Sun.Star Cebu

Blood-stained

- FRANK MALILONG fmmalilong@yahoo.com

The country’s top Church leaders say they have seen enough, the drug killings have to stop. One called on the faithful to “reflect, pray and act”; another called on the nation to stop supporting the killings. Quite significan­tly, neither one dared to call on President Duterte to do or not to do anything. From experience, they knew the response coming to them.

Only last month, on July 24 to be exact, Duterte delivered his second State of the Nation Address (Sona). In that speech, the president vowed that his fight against illegal drugs “will be unremittin­g as it will be unrelentin­g.” He will not allow the criminals and illegal drug paddlers and users, he said, to “roam the streets freely, victimizin­g with seeming impunity, the innocent and the helpless.”

Would he have listened to the bishops even if they had directly appealed to him? This is what he said in the Sona: “Despite internatio­nal and local pressures, the fight will not stop until those who deal in it understand that they have to cease, they have to stop because the alternativ­es are either jail or hell. And I will make sure, very sure that they will not have the luxury of enjoying the benefits of their greed and madness.” This part of the speech was twice interrupte­d by applause from the audience.

It must be stated, in fairness to the president, that never in his speech did he directly order the policemen to drag suspects from their homes before shooting them to death. Maybe, it is only coincident­al that three weeks after that Sona, the killings in the drug war resumed.

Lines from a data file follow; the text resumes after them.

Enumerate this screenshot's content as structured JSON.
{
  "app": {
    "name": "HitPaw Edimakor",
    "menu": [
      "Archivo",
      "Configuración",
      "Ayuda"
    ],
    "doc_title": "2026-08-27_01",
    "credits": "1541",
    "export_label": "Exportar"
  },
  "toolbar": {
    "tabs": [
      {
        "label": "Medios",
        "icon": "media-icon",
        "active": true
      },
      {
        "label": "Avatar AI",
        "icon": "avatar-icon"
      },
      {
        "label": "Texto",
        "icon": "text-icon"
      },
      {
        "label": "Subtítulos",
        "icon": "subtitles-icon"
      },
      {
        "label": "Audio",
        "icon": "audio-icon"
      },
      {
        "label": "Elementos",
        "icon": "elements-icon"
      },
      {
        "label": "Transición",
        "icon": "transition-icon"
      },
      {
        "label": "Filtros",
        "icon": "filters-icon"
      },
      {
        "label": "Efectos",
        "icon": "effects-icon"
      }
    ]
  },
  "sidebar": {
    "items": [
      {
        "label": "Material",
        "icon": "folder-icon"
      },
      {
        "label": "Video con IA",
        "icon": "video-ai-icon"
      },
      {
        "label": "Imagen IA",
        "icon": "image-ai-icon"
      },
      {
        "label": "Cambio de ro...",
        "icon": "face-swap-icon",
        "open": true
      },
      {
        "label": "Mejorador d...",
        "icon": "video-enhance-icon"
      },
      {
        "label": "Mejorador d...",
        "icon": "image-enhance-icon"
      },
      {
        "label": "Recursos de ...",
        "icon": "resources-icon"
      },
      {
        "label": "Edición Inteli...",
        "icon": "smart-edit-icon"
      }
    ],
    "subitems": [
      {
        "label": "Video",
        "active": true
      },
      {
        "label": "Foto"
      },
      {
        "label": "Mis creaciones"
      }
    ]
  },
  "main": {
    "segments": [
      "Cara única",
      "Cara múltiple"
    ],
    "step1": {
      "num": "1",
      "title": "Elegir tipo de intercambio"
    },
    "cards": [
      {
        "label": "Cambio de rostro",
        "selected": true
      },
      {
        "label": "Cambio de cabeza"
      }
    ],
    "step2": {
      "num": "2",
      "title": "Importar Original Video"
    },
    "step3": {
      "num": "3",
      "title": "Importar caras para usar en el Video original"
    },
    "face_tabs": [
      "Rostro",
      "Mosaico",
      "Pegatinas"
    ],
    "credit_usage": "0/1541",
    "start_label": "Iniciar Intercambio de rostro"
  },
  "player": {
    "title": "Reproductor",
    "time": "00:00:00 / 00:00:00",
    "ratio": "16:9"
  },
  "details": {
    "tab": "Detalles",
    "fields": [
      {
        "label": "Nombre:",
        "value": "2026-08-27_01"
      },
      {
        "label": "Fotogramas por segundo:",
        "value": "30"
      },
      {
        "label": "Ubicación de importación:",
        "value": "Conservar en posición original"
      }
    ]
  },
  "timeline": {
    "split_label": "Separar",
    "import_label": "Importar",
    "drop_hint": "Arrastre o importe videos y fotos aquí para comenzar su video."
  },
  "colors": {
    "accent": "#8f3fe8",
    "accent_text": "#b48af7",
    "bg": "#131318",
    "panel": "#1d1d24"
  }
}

At the height of the furor over “Tokhang,” Duterte denied that the deaths that accompanie­d the campaign were from extrajudic­ial killing. He will most probably say the same thing, plus a slew of expletives, in response to current criticism, if he has not so responded yet.

This is an area of weakness that critics of the president’s blood-stained campaign against illegal drugs have to deal with. It is a popular war to begin with and who is to say whether there was or wasn’t a legitimate encounter between the police and the suspect? Dead men tell no tales and witnesses are too scared to say anything.

That is why the case of Kian Loyd delos Santos has generated so much revulsion; it is the first “smoking gun” in the case against summary executions. Apparently, the evidence is so compelling that even senators who are loyal to Duterte are demanding an honest-to-goodness investigat­ion.

In his last Sona, Duterte directly addressed his critics, thus: “Your efforts will be better spent if you use the influence and moral ascendancy of your organizati­ons over your respective sectors to educate the people on the evils of illegal drugs instead of condemning the authoritie­s and unjustly blaming them for every killing that bloodies the country.”

Not every killing this time, Mr. President. Just this one and I’m sure you will agree that the blame has not been unjustly laid. The people are fully aware of the evils of illegal drugs but monstrous as they are, they cannot justify the behavior of people acting as accuser, judge and executione­r.